Drive power is given by a chassis mounted neo, geared at a 6:1 reduction. This connects to the lower drive assembly (via a 2:1 sprocket reduction), which spins the upper bevel gear (Vex 15t steel bevel). The upper bevel gear is held in place both by the versahub on the sprocket, a 3/8" hex shaft, and a custom delrin flanged bushing. A 3:1 reduction occurs after this, moving to a hex bore gear on the live axle driving the colson (I chose a live axle due to familiarity, as well as a lack of structural worry, the fork assembly is plenty strong).
The neo’s output pinion is connected to a section of 1/2" hex shaft by a set of pin head set screws, which fit into the neo’s pinion shaft slot quite nicely.
The module’s rotation is monitored by a littelfuse relative hall effect sensor, which measures the proximity of a magnet in one axis. This, combined with some simple trig, and the neo550s integrated encoder to determine direction, gives accurate positional data at all times.
This can be used for pre-match zeroing of the module, taking only a split second of my team’s admittedly sparse autonomous routine.

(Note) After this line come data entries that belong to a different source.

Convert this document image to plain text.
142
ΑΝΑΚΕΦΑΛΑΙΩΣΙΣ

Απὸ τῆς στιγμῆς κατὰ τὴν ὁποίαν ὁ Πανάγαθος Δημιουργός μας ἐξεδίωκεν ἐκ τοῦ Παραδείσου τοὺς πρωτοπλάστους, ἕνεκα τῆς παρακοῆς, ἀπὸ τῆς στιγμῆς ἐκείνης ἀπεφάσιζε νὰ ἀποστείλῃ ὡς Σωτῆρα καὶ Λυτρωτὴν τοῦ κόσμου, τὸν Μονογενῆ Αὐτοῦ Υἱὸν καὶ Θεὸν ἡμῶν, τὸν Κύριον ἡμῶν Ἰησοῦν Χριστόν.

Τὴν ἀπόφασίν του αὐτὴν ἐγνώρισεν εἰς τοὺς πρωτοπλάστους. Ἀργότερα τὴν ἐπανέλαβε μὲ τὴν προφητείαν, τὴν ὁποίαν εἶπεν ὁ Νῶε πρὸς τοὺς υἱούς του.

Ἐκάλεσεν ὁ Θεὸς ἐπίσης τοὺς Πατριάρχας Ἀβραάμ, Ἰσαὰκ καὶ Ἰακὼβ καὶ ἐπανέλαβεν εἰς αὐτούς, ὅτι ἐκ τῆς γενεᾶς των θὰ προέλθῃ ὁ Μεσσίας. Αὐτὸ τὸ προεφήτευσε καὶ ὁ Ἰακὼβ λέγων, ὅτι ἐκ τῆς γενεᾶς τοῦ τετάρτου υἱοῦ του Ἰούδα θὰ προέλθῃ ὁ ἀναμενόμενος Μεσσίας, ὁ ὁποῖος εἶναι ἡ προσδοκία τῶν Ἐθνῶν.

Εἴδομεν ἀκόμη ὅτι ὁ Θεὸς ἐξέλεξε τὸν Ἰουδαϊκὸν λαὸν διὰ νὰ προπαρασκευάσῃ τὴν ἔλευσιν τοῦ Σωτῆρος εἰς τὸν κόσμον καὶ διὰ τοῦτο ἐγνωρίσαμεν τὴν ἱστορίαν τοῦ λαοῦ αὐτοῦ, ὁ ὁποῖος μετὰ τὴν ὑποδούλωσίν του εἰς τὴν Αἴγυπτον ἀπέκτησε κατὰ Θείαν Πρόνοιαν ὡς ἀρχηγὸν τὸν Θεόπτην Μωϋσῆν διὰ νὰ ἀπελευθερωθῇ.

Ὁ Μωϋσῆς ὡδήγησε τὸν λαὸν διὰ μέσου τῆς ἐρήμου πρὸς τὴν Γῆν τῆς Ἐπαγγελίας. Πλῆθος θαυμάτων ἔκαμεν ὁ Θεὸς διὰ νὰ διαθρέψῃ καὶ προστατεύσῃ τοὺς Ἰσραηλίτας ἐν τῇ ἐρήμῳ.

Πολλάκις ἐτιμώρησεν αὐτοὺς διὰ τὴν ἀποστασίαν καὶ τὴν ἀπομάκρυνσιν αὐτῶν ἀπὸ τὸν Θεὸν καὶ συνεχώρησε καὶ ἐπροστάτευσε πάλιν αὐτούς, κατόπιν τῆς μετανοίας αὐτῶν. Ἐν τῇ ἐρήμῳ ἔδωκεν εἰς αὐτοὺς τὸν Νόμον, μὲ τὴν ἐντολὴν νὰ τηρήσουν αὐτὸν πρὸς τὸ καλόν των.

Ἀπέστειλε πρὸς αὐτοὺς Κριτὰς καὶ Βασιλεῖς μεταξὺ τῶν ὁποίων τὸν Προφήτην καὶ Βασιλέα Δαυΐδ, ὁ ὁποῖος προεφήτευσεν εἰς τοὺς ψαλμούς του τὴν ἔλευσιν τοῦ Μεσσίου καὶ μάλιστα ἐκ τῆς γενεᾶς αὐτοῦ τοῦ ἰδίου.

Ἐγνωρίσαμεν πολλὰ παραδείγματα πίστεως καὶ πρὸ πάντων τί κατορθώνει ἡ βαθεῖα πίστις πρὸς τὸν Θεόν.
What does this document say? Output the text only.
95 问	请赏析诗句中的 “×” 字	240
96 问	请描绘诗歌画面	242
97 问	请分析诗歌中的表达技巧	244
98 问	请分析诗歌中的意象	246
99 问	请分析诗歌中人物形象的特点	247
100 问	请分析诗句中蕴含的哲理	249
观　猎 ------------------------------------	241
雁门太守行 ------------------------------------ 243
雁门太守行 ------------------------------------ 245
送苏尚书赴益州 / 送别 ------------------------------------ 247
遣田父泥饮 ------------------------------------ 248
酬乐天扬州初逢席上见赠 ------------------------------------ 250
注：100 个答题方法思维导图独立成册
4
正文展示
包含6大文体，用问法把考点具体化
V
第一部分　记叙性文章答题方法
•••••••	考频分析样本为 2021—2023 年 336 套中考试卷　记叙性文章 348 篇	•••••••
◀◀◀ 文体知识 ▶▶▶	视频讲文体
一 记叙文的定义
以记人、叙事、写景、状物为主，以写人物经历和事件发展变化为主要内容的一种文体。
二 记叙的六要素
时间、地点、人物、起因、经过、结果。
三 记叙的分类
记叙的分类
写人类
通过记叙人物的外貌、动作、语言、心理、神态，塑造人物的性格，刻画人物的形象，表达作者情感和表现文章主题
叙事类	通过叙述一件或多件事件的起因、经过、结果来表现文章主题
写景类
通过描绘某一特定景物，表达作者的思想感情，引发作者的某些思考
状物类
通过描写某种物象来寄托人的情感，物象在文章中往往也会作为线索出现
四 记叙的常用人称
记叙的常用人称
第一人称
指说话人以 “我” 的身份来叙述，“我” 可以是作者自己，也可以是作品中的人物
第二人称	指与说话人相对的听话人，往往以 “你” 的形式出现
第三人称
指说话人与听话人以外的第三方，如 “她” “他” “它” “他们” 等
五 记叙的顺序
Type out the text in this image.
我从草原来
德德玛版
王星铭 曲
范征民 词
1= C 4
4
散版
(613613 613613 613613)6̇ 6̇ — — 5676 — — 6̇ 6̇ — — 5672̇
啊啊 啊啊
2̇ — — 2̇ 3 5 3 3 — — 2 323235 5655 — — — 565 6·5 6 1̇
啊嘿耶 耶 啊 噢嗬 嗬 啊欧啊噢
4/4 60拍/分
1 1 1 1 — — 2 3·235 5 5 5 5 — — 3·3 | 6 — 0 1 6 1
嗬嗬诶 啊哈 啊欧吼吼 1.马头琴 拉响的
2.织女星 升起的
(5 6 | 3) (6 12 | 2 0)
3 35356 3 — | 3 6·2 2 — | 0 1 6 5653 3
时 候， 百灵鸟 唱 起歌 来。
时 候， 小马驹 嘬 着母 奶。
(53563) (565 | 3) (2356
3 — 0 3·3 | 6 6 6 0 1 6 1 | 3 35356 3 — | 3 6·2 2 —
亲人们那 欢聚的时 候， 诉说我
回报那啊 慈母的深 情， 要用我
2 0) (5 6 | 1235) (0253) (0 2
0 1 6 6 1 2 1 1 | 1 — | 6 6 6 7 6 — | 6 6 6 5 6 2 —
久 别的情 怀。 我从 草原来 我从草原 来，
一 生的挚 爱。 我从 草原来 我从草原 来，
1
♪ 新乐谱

If this proves problematic, there is room for the implementation of manual zeroing, likely with a WCP-style bolt-in-corresponding-holes method, or with a manual jig (to make the side of the fork parallel with the chassis).
A single module costs $229.81 without hardware or motors (the most likely purchase, as my team already has several neos and spark MAXs), and $343.92, all inclusive. This module could be made cheaper, however that was not the primary intent with this design. The actual primary intent was to design a robust swerve module that most teams could actually build, from scratch, with many options for tooling and assembly.
Basically, the aim was to “simplify swerve”, and I believe that it succeeds in that regard.
I’m quite proud of this design. I believe that I accomplished what I set out to do, and was able to design something unique, yet effective, hopefully building on the niche of accessible swerve modules. In addition, I learned quite a few valuable things during this process, and am excited to improve and iterate on this design in the future.
I would love comments and critiques here, and would be thrilled to answer any questions that may arise.
DESIGN UPDATE 1:
As a PSA, I don’t have one of the McMaster turntables on hand, and thus haven’t been able to play with one, and get a feel for how it works, tolerances wise. Because this is a key part of my design, I have already considered it pretty heavily, including failure modes (eg: what if it’s really bad?).
I didn’t, however, consider what would happen if the part was really, really bad. If it (hypothetically) were, the turntable plate could deform, giving the forks an angle, and therefore loosening the chain tension, which would hamper drive and rotation. Most of these issues are solved by adding a second turntable, also in a supporting role, but higher up. These two should solve any issues that could arise from having a single one, and the cost of adding a second one is negligible. I still wanna test this module with a singular turntable, in it’s original location. I ordered one to play with this week.
If the turntable proves to be so bad that even two wont work, there are definitely alternatives.
I also updated the upper bevel gear bushing to include an inner conical chamfer, to better support the gear against an upwards load.
I appreciate the review points, keep em coming!